C'est fou ce que la vie isolée et proche de la nature peut faire rêver et désirer les gens! Pas étonnant que ce soit un argument commercial fallacieux. Et sans que personne ou presque n'ai lu le Walden de Thoreau, hein, faut pas pousser! Nous vivons l'âge du Bien, et aller vivre dans le trou du cul du monde c'est Bien (mais pas trop loin quand même de la civilisation et avec pas mal de facilités technologiques discrètes mais écolos).

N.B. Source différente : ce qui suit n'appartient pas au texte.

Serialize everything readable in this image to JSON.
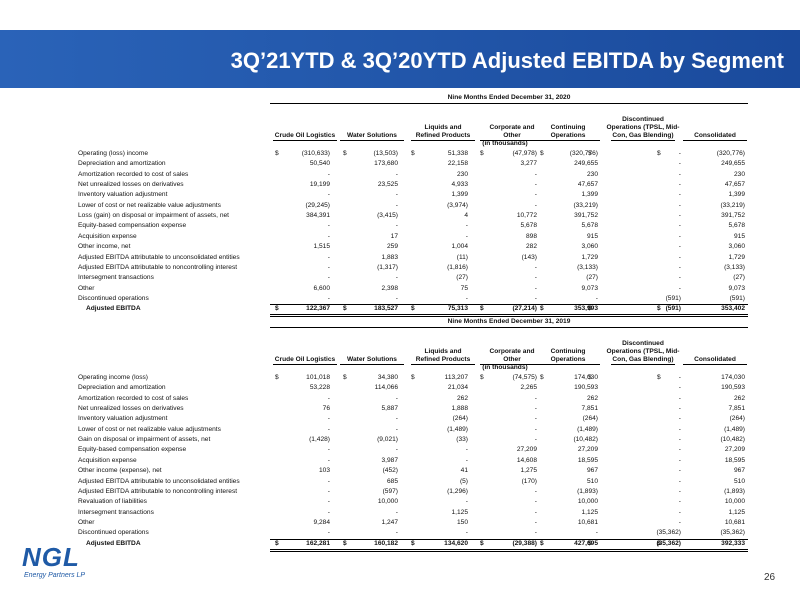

Pour mettre un bémol au bel unanimisme sucré et mettre un peu de pagaille dans le consensus qui a suivi la diffusion d'un reportage sur les nouveaux habitants de l'île de Quémenès je dirai que je connais bien l'archipel de Molène où est planté cette petite île pour y aller plusieurs fois par an depuis 23 ans. J'aime beaucoup cet endroit, qu'on ne s'y trompe pas, mais je sais qu'y vivre à l'année n'a rien de folichon. Pourquoi croyez vous que les goëmonniers aient quitté ces îles enchanteresses dès qu'ils le purent? Oh! bien sûr, c'est très sympa d'aller y passer la journée par beau temps, l'été et de rentrer le soir au Conquet pour manger une crêpe et aller boire une bière au bistro! Figurez-vous que la météo y est rarement enchanteresse (au moins 11 mois sur 12), avec des tempêtes à répétition, de la pluie fine et pénétrante qui dure des journées entières que parfois on croit ne plus voir le jour tellement il fait sombre entre le matin et le soir, de l'air tellement saturé d'humidité qu'on a l'impression d'être en permanence dans une lessiveuse ou dans le tambour d'une machine à laver, où rien ne sèche à l'extérieur, le bruit infernal que font les colonies de goëlands sans compter les collines de guano pestilentielles qu'il laissent, et l'odeur peu agréable mais permanente du goémon qui pourrit.
En ça nos îliens ont bien du courage d'habiter dans un tel trou. A lire les commentaires de leur blog ils vont avoir un problème de plus à vivre sur leur île déserte : les visites estivales de bobos extasiés par le retour à la nature qui viendront piétiner leurs plates-bandes et dégueulasser leurs plages.